Despite not being a ground-up, dedicated EV platform, it doesn’t appear that the Inster has any sort of packaging compromises compared to the gas-powered Casper. The Inster still is full of the same tricks as the Casper, all of the seats in the cabin can fold flat, including the driver’s seat. The front seat still has the same pseudo-bench seat as the gas model. Overall, it’s a pretty charming interior.

Hyundai Inster (2024)

Hyundai Inster (2024)

The dashboard is slightly different, though. The gear selector has been replaced with a rotating stick e-shifter as customary for modern automatic transmission Hyundai products, and moved to the column. The displays now have EV-specific data and information.
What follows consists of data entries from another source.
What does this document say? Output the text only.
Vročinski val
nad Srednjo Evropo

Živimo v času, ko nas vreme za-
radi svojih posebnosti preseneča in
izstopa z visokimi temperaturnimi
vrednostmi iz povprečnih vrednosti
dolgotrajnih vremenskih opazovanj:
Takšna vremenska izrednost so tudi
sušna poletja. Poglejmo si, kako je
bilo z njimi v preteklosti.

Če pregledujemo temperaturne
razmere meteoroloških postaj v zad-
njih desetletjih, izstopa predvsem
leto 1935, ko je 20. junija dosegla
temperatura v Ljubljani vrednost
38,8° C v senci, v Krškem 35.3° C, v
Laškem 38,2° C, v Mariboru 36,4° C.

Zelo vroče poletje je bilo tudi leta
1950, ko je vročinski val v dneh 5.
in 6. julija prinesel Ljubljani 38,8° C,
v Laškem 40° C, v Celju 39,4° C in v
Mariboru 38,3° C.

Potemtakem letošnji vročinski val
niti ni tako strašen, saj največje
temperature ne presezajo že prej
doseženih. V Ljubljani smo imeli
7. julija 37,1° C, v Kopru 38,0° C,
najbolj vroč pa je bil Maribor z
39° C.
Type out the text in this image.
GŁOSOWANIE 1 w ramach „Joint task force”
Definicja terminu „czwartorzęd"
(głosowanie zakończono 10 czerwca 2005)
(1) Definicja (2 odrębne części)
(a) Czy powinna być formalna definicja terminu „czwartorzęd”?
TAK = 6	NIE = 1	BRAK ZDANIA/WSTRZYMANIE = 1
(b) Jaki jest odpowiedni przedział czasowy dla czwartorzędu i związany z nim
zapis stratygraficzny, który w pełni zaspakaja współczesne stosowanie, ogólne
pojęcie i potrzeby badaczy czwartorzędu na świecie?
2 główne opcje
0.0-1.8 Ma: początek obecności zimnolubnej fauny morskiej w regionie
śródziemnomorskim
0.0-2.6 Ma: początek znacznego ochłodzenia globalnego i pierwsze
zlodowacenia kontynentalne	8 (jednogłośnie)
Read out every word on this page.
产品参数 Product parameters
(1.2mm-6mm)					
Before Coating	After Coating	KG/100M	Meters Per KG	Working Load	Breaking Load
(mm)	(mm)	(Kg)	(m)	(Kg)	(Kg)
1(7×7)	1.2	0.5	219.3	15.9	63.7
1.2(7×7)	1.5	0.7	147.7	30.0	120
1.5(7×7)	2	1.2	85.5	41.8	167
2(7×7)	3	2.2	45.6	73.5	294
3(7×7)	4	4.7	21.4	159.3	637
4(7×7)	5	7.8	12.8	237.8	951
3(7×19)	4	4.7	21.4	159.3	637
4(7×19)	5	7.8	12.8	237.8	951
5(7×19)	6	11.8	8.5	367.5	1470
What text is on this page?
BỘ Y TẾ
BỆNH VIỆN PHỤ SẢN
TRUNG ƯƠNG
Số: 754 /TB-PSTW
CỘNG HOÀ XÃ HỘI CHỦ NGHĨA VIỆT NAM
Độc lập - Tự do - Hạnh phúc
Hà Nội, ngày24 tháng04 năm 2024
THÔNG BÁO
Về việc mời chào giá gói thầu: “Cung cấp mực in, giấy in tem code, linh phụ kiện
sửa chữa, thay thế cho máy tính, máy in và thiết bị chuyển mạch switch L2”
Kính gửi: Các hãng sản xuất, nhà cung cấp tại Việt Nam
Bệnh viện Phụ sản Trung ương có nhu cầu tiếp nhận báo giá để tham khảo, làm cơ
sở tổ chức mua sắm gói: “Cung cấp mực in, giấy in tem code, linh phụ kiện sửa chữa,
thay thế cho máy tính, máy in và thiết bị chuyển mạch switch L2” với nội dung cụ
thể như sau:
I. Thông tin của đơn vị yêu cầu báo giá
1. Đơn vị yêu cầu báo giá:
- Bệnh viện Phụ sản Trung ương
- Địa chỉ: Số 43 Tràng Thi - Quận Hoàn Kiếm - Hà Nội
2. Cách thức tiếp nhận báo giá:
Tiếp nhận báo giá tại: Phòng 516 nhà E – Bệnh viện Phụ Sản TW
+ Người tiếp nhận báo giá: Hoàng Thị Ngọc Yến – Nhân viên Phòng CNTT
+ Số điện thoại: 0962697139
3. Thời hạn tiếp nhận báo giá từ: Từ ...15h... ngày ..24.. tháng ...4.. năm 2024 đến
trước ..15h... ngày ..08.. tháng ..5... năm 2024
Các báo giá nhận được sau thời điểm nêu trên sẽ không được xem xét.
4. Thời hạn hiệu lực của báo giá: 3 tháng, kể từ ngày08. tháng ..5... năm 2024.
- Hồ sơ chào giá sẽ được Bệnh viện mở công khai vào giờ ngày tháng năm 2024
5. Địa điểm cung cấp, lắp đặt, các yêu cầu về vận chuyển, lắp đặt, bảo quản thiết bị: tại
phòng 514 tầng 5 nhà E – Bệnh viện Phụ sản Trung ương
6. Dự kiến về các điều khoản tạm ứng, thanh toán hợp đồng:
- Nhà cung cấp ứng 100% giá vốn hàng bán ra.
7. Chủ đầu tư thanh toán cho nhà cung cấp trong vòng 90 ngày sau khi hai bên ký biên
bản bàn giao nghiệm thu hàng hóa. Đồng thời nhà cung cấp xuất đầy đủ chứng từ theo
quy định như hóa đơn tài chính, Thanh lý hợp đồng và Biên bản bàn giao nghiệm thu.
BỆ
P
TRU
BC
As a whole, Scarlett is impressed with the level of quality and roominess that the Inster provides in such a small package. 

For Europe, the Inster will be Hyundai’s smallest and most affordable EV yet, likely starting at or below $25,000. Unfortunately, there’s a snowball’s chance in hell that the Hyundai Inster will come here to the U.S. But, if it did, it looks like it would be a mighty fine, surprisingly charming budget offering. At any rate, more options for us like this, please.